Investment Strategies

Pictet AM Smiles On Emerging Markets; Gets Nervous About US, European Stocks

Tom Burroughes Group Editor 4 December 2013

Pictet AM Smiles On Emerging Markets; Gets Nervous About US, European Stocks

Pictet Asset Management remains favourably disposed towards global equities but, unlike some of its peers, it is not keen on the US and eurozone markets for valuation reasons, preferring Japan and emerging markets such as Russia and China, the Swiss firm says.

Pictet Asset Management remains favourably disposed towards global equities but, unlike some of its peers, it is not keen on the US and eurozone markets for valuation reasons, preferring Japan and emerging markets such as Russia and China, the Swiss firm says.

In a strategy update from Luca Paolini, chief strategist at PAM, he says that an overall improvement in the state of the world economy should offset the likely impact of when the US Federal Reserve withdraws the money-printing stimulus, or quantitative easing, it has provided since the financial crisis.

“We therefore maintain our overweight stance on stocks and stick to our underweight position on bonds. If global growth re-accelerates at the pace suggested by our leading indicators, corporate earnings growth should improve, potentially bringing an end to the downward trend in consensus profit forecasts,” he said in a note. Pictet AM is part of Pictet & Cie, the Geneva-headquartered firm. 

“Our readings on liquidity suggest conditions remain positive for riskier asset classes. While we expect the Fed to start tapering in the first quarter of 2014, we believe its outlook for US interest rates will remain dovish,” Paolini continued.

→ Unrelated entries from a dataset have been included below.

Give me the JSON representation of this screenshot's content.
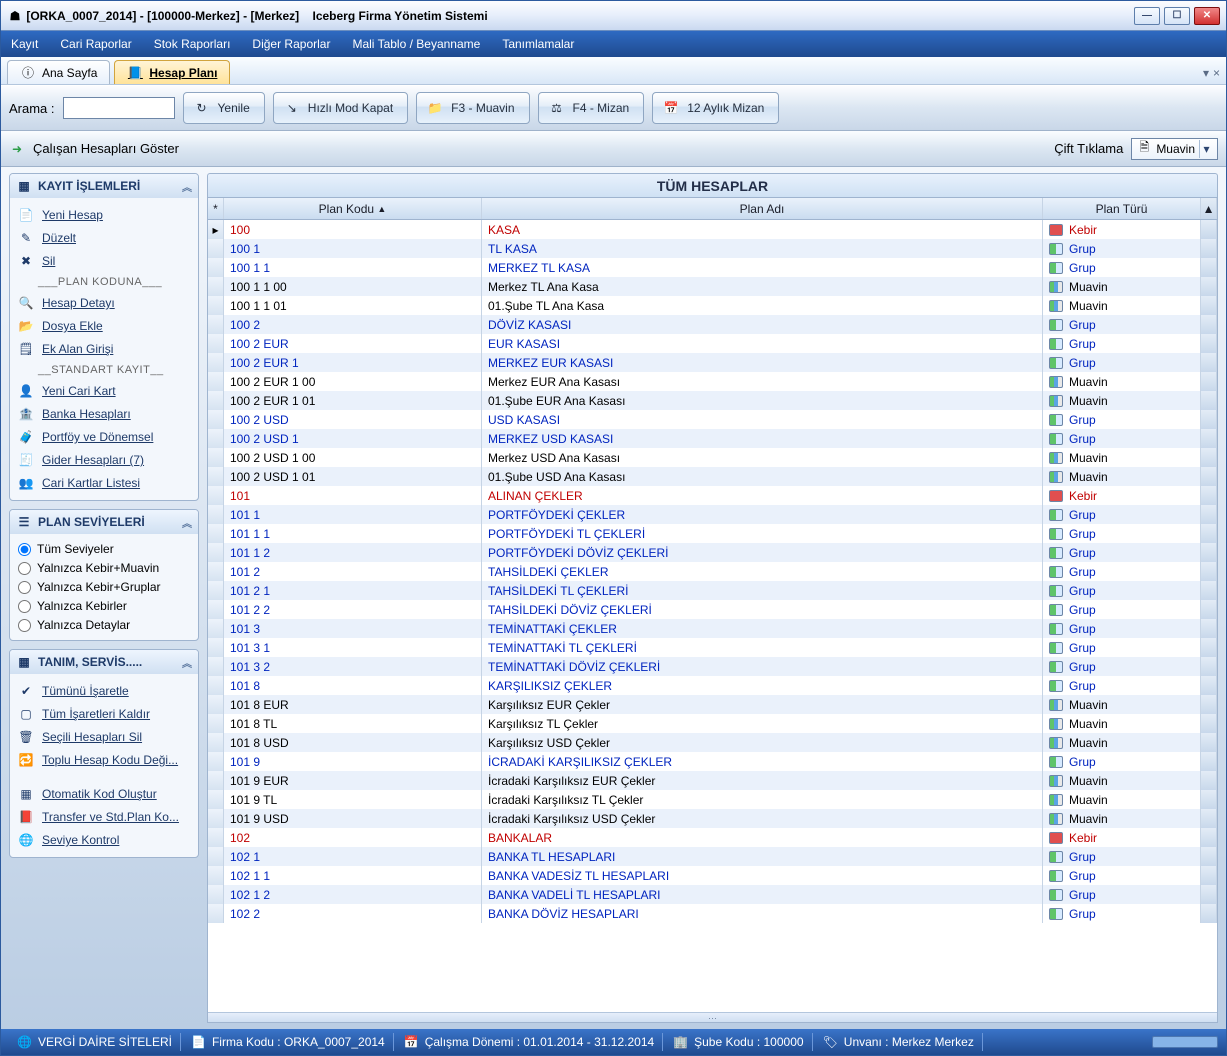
{
  "window": {
    "title_left": "[ORKA_0007_2014]   -   [100000-Merkez]   -   [Merkez]",
    "title_right": "Iceberg Firma Yönetim Sistemi"
  },
  "menubar": [
    "Kayıt",
    "Cari Raporlar",
    "Stok Raporları",
    "Diğer Raporlar",
    "Mali Tablo / Beyanname",
    "Tanımlamalar"
  ],
  "tabs": {
    "items": [
      {
        "icon": "info",
        "label": "Ana Sayfa",
        "active": false
      },
      {
        "icon": "book",
        "label": "Hesap Planı",
        "active": true
      }
    ]
  },
  "toolbar": {
    "search_label": "Arama :",
    "buttons": [
      {
        "key": "refresh",
        "label": "Yenile",
        "icon": "↻"
      },
      {
        "key": "quickclose",
        "label": "Hızlı Mod Kapat",
        "icon": "↘"
      },
      {
        "key": "f3",
        "label": "F3 - Muavin",
        "icon": "📁"
      },
      {
        "key": "f4",
        "label": "F4 - Mizan",
        "icon": "⚖"
      },
      {
        "key": "twelve",
        "label": "12 Aylık Mizan",
        "icon": "📅"
      }
    ]
  },
  "subbar": {
    "left_label": "Çalışan Hesapları Göster",
    "right_label": "Çift Tıklama",
    "dropdown_value": "Muavin"
  },
  "side": {
    "panel1": {
      "title": "KAYIT İŞLEMLERİ",
      "items": [
        {
          "icon": "📄",
          "label": "Yeni Hesap"
        },
        {
          "icon": "✎",
          "label": "Düzelt"
        },
        {
          "icon": "✖",
          "label": "Sil"
        },
        {
          "sep": "___PLAN KODUNA___"
        },
        {
          "icon": "🔍",
          "label": "Hesap Detayı"
        },
        {
          "icon": "📂",
          "label": "Dosya Ekle"
        },
        {
          "icon": "🗒",
          "label": "Ek Alan Girişi"
        },
        {
          "sep": "__STANDART KAYIT__"
        },
        {
          "icon": "👤",
          "label": "Yeni Cari Kart"
        },
        {
          "icon": "🏦",
          "label": "Banka Hesapları"
        },
        {
          "icon": "🧳",
          "label": "Portföy ve Dönemsel"
        },
        {
          "icon": "🧾",
          "label": "Gider Hesapları (7)"
        },
        {
          "icon": "👥",
          "label": "Cari Kartlar Listesi"
        }
      ]
    },
    "panel2": {
      "title": "PLAN SEVİYELERİ",
      "options": [
        {
          "label": "Tüm Seviyeler",
          "checked": true
        },
        {
          "label": "Yalnızca Kebir+Muavin",
          "checked": false
        },
        {
          "label": "Yalnızca Kebir+Gruplar",
          "checked": false
        },
        {
          "label": "Yalnızca Kebirler",
          "checked": false
        },
        {
          "label": "Yalnızca Detaylar",
          "checked": false
        }
      ]
    },
    "panel3": {
      "title": "TANIM, SERVİS.....",
      "items": [
        {
          "icon": "✔",
          "label": "Tümünü İşaretle"
        },
        {
          "icon": "▢",
          "label": "Tüm İşaretleri Kaldır"
        },
        {
          "icon": "🗑",
          "label": "Seçili Hesapları Sil"
        },
        {
          "icon": "🔁",
          "label": "Toplu Hesap Kodu Deği..."
        },
        {
          "spacer": true
        },
        {
          "icon": "▦",
          "label": "Otomatik Kod Oluştur"
        },
        {
          "icon": "📕",
          "label": "Transfer ve Std.Plan Ko..."
        },
        {
          "icon": "🌐",
          "label": "Seviye Kontrol"
        }
      ]
    }
  },
  "grid": {
    "title": "TÜM HESAPLAR",
    "columns": [
      "Plan Kodu",
      "Plan Adı",
      "Plan Türü"
    ],
    "rows": [
      {
        "code": "100",
        "name": "KASA",
        "type": "Kebir"
      },
      {
        "code": "100 1",
        "name": "TL KASA",
        "type": "Grup"
      },
      {
        "code": "100 1 1",
        "name": "MERKEZ  TL  KASA",
        "type": "Grup"
      },
      {
        "code": "100 1 1 00",
        "name": "Merkez  TL  Ana Kasa",
        "type": "Muavin"
      },
      {
        "code": "100 1 1 01",
        "name": "01.Şube TL  Ana Kasa",
        "type": "Muavin"
      },
      {
        "code": "100 2",
        "name": "DÖVİZ KASASI",
        "type": "Grup"
      },
      {
        "code": "100 2 EUR",
        "name": "EUR KASASI",
        "type": "Grup"
      },
      {
        "code": "100 2 EUR 1",
        "name": "MERKEZ  EUR KASASI",
        "type": "Grup"
      },
      {
        "code": "100 2 EUR 1 00",
        "name": "Merkez  EUR Ana Kasası",
        "type": "Muavin"
      },
      {
        "code": "100 2 EUR 1 01",
        "name": "01.Şube EUR Ana Kasası",
        "type": "Muavin"
      },
      {
        "code": "100 2 USD",
        "name": "USD  KASASI",
        "type": "Grup"
      },
      {
        "code": "100 2 USD 1",
        "name": "MERKEZ  USD KASASI",
        "type": "Grup"
      },
      {
        "code": "100 2 USD 1 00",
        "name": "Merkez  USD Ana Kasası",
        "type": "Muavin"
      },
      {
        "code": "100 2 USD 1 01",
        "name": "01.Şube USD Ana Kasası",
        "type": "Muavin"
      },
      {
        "code": "101",
        "name": "ALINAN ÇEKLER",
        "type": "Kebir"
      },
      {
        "code": "101 1",
        "name": "PORTFÖYDEKİ ÇEKLER",
        "type": "Grup"
      },
      {
        "code": "101 1 1",
        "name": "PORTFÖYDEKİ TL  ÇEKLERİ",
        "type": "Grup"
      },
      {
        "code": "101 1 2",
        "name": "PORTFÖYDEKİ DÖVİZ ÇEKLERİ",
        "type": "Grup"
      },
      {
        "code": "101 2",
        "name": "TAHSİLDEKİ  ÇEKLER",
        "type": "Grup"
      },
      {
        "code": "101 2 1",
        "name": "TAHSİLDEKİ  TL ÇEKLERİ",
        "type": "Grup"
      },
      {
        "code": "101 2 2",
        "name": "TAHSİLDEKİ  DÖVİZ ÇEKLERİ",
        "type": "Grup"
      },
      {
        "code": "101 3",
        "name": "TEMİNATTAKİ ÇEKLER",
        "type": "Grup"
      },
      {
        "code": "101 3 1",
        "name": "TEMİNATTAKİ TL ÇEKLERİ",
        "type": "Grup"
      },
      {
        "code": "101 3 2",
        "name": "TEMİNATTAKİ DÖVİZ ÇEKLERİ",
        "type": "Grup"
      },
      {
        "code": "101 8",
        "name": "KARŞILIKSIZ ÇEKLER",
        "type": "Grup"
      },
      {
        "code": "101 8 EUR",
        "name": "Karşılıksız EUR Çekler",
        "type": "Muavin"
      },
      {
        "code": "101 8 TL",
        "name": "Karşılıksız TL Çekler",
        "type": "Muavin"
      },
      {
        "code": "101 8 USD",
        "name": "Karşılıksız USD Çekler",
        "type": "Muavin"
      },
      {
        "code": "101 9",
        "name": "İCRADAKİ KARŞILIKSIZ ÇEKLER",
        "type": "Grup"
      },
      {
        "code": "101 9 EUR",
        "name": "İcradaki Karşılıksız EUR Çekler",
        "type": "Muavin"
      },
      {
        "code": "101 9 TL",
        "name": "İcradaki Karşılıksız TL Çekler",
        "type": "Muavin"
      },
      {
        "code": "101 9 USD",
        "name": "İcradaki Karşılıksız USD Çekler",
        "type": "Muavin"
      },
      {
        "code": "102",
        "name": "BANKALAR",
        "type": "Kebir"
      },
      {
        "code": "102 1",
        "name": "BANKA TL   HESAPLARI",
        "type": "Grup"
      },
      {
        "code": "102 1 1",
        "name": "BANKA  VADESİZ TL HESAPLARI",
        "type": "Grup"
      },
      {
        "code": "102 1 2",
        "name": "BANKA  VADELİ  TL HESAPLARI",
        "type": "Grup"
      },
      {
        "code": "102 2",
        "name": "BANKA DÖVİZ HESAPLARI",
        "type": "Grup"
      }
    ]
  },
  "statusbar": {
    "items": [
      {
        "icon": "🌐",
        "label": "VERGİ DAİRE SİTELERİ"
      },
      {
        "icon": "📄",
        "label": "Firma Kodu : ORKA_0007_2014"
      },
      {
        "icon": "📅",
        "label": "Çalışma Dönemi : 01.01.2014 - 31.12.2014"
      },
      {
        "icon": "🏢",
        "label": "Şube Kodu : 100000"
      },
      {
        "icon": "🏷",
        "label": "Unvanı : Merkez Merkez"
      }
    ]
  }
}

On a less sanguine note, Paolini said he is concerned about a possible credit bubble in China, the world’s second-large economy. He noted that the Chinese central bank is already seeking to curb credit growth, pointing out that 10-year government bond yields have risen over 4.5 per cent, for the first time since 2008.

PAM has a preference for Japanese and emerging market stocks but is negative on the US equity market, he said.

“In emerging markets, valuations are especially compelling as stocks are trading at a 24 per cent discount to their developed counterparts on a price-earnings basis. What is more, the deterioration in developing world corporate profit margins appears to be slowing while investor positioning in the asset class remains bearish, further increasing the scope for a recovery in EM stocks,” he said.

China, Russia

“Our preferred markets are China and Russia, where valuations are especially attractive. We remain cautious on countries with significant economic and financial imbalances such as Turkey and South Africa. Overall, we expect the dispersion of returns among individual EM countries to increase further in the months ahead,” he said.

He said Japanese equities will gain from a further depreciation of the yen exchange rate and understands that the Japanese authorities are targeting a rate of Y110-15 to the dollar.

“We are also encouraged by a pick-up in domestic economic growth and recently-announced plans for a reform of the country’s biggest pension fund, which raises the potential for an increase in flows into Japanese stocks at the expense of bonds,” he said.

“We remain underweight the US and are becoming increasingly cautious on Europe. The two markets look expensive on our scorecard and investor positioning in both is bullish, which suggests a correction may be in store,” he continued.